1. A blade for a wind power generator comprising:

a main spar;

a front rib and a rear rib respectively located in the front side and the rear side of the main spar; and

a skin, installed on the main spar, the front rib and the rear rib, constituting the outer skin of the blade, wherein

the skin is coupled by a zipper formed in the skin, wherein

the zipper comprises an end portion zipper connecting the both end portions of the skin, wherein

the end portion zipper is covered by a cover portion provided in the skin, and wherein

the cover portion covers the end portion zipper from the front side of the suction surface of the blade towards the rear side of the suction surface of the blade.

2. The blade for a wind power generator according to claim 1, wherein the end portion zipper comprises:

a first end portion zipper teeth and a second end portion zipper teeth respectively formed at the both end portions of the skin; and

an end portion zipper slide, slidably installed at least in any one of the end portion zipper teeth among the first end portion zipper teeth and the second end portion zipper teeth, coupling the first end portion zipper teeth and the second end portion zipper teeth to each other, wherein

the end portion zipper is located in the rear side of the suction surface of the blade.
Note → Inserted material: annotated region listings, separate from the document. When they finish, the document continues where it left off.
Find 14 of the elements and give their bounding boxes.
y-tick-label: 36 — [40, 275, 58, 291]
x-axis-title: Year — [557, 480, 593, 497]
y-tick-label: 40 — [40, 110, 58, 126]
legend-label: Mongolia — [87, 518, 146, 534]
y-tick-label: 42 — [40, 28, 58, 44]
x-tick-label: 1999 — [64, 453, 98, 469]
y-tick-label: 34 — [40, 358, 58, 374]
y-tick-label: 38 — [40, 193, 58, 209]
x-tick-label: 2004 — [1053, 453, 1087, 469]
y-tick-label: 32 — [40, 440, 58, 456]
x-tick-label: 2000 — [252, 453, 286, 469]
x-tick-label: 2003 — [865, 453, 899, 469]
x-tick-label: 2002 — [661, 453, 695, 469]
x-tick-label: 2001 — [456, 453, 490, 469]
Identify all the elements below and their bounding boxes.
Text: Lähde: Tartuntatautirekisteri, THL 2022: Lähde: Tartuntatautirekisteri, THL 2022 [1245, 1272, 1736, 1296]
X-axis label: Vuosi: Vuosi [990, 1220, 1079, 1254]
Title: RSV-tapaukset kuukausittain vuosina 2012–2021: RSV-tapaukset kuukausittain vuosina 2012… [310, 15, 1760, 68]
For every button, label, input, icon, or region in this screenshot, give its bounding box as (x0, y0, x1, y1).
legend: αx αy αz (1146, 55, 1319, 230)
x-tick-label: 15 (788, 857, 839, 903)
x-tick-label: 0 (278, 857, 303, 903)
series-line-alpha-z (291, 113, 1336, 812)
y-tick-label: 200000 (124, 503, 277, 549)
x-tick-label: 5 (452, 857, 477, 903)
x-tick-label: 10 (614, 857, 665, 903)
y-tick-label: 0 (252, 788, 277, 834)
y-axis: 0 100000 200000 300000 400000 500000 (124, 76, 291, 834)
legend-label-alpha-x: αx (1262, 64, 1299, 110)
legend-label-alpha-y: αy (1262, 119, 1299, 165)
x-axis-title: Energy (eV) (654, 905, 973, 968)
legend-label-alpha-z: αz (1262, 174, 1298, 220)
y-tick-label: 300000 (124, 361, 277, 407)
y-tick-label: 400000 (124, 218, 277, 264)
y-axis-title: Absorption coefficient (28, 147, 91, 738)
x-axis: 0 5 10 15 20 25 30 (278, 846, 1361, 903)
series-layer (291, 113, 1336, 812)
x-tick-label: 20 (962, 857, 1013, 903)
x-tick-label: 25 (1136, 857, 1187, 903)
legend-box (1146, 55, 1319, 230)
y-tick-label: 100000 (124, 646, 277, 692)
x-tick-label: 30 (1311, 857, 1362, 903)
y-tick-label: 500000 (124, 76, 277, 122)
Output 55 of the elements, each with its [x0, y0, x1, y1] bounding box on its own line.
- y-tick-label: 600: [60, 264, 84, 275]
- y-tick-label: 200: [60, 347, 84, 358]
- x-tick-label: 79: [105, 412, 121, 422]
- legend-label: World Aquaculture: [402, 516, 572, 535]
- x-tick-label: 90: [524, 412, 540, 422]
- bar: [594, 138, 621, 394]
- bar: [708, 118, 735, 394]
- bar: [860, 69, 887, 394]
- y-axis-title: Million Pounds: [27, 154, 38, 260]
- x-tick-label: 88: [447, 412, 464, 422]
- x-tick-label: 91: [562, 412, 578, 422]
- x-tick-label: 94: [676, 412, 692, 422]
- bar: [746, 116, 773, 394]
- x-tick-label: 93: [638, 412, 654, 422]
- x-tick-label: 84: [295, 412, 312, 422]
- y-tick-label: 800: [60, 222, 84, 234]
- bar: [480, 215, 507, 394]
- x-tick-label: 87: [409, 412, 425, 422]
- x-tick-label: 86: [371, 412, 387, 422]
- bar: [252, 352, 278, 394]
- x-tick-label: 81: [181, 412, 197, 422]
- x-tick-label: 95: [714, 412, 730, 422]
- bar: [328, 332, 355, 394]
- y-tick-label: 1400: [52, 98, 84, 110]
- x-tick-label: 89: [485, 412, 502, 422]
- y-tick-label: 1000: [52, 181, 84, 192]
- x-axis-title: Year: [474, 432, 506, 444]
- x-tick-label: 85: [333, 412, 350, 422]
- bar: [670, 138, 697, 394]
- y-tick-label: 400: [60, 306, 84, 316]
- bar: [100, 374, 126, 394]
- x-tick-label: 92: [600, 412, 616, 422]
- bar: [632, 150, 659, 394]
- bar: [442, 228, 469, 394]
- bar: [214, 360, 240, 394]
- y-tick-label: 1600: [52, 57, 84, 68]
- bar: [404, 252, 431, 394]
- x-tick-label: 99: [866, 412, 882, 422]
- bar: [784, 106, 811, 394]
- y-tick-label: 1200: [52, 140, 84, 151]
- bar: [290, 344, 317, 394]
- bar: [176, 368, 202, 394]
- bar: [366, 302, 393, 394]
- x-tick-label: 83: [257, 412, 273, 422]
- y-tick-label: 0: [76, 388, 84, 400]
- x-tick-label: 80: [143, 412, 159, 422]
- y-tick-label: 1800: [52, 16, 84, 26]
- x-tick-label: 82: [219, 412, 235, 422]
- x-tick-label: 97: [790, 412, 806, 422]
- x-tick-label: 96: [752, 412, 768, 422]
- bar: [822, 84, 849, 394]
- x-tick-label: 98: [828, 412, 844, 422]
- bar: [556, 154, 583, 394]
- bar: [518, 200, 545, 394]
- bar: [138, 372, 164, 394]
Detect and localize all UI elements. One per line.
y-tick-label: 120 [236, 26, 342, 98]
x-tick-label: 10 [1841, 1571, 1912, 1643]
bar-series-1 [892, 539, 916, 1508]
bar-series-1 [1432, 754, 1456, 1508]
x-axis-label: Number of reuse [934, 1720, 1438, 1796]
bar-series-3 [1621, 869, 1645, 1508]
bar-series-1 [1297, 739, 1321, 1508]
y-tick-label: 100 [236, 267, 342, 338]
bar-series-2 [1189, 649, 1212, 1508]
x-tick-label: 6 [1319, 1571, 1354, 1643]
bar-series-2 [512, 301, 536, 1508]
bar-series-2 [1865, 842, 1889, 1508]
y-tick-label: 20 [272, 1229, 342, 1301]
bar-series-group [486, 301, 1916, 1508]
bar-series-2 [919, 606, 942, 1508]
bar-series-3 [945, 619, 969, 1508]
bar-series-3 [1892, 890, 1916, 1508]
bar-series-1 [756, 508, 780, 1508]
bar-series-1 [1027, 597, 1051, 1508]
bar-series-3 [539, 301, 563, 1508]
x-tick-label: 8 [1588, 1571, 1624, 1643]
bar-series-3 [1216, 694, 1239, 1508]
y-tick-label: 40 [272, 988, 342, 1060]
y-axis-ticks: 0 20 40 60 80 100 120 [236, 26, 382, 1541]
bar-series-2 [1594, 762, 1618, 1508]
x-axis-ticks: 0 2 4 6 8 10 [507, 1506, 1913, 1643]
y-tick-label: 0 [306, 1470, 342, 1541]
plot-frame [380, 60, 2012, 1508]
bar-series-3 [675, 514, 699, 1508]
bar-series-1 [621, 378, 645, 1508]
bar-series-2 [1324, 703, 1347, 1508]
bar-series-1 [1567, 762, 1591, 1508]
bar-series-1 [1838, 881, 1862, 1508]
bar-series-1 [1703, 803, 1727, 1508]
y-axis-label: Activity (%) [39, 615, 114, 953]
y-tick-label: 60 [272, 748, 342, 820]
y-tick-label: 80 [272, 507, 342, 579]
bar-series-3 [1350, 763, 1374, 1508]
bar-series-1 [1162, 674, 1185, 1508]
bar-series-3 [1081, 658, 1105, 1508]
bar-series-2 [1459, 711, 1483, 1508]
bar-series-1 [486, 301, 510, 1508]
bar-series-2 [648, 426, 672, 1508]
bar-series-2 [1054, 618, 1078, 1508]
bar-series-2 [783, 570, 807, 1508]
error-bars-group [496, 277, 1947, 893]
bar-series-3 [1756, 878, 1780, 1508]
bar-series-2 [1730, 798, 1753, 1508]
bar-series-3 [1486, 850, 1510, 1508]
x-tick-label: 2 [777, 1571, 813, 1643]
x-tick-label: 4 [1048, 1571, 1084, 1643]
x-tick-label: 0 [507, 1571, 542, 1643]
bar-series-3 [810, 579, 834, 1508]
3. The blade for a wind power generator according to claim 1, wherein

a plurality of the skins installed on the main spar and the front rib and the rear rib form the outer skin of the blade, wherein

the zipper comprises a side portion zipper coupling the adjacent skins among the plurality of the skins, wherein

the side portion zipper comprises:

a first side portion zipper teeth and a second side portion zipper teeth respectively formed in the both side portions of the plurality of the skins; and

a side portion zipper slide, slidably installed at least in any one of the side portion zipper teeth among the first side portion zipper teeth and the second side portion zipper teeth, coupling the first side portion zipper teeth and the second side portion zipper teeth of the adjacent skins among the plurality of the skins to each other, and wherein

the side portion zipper is located on the airfoil of the blade formed by the main spar, the first rib and the rear rib.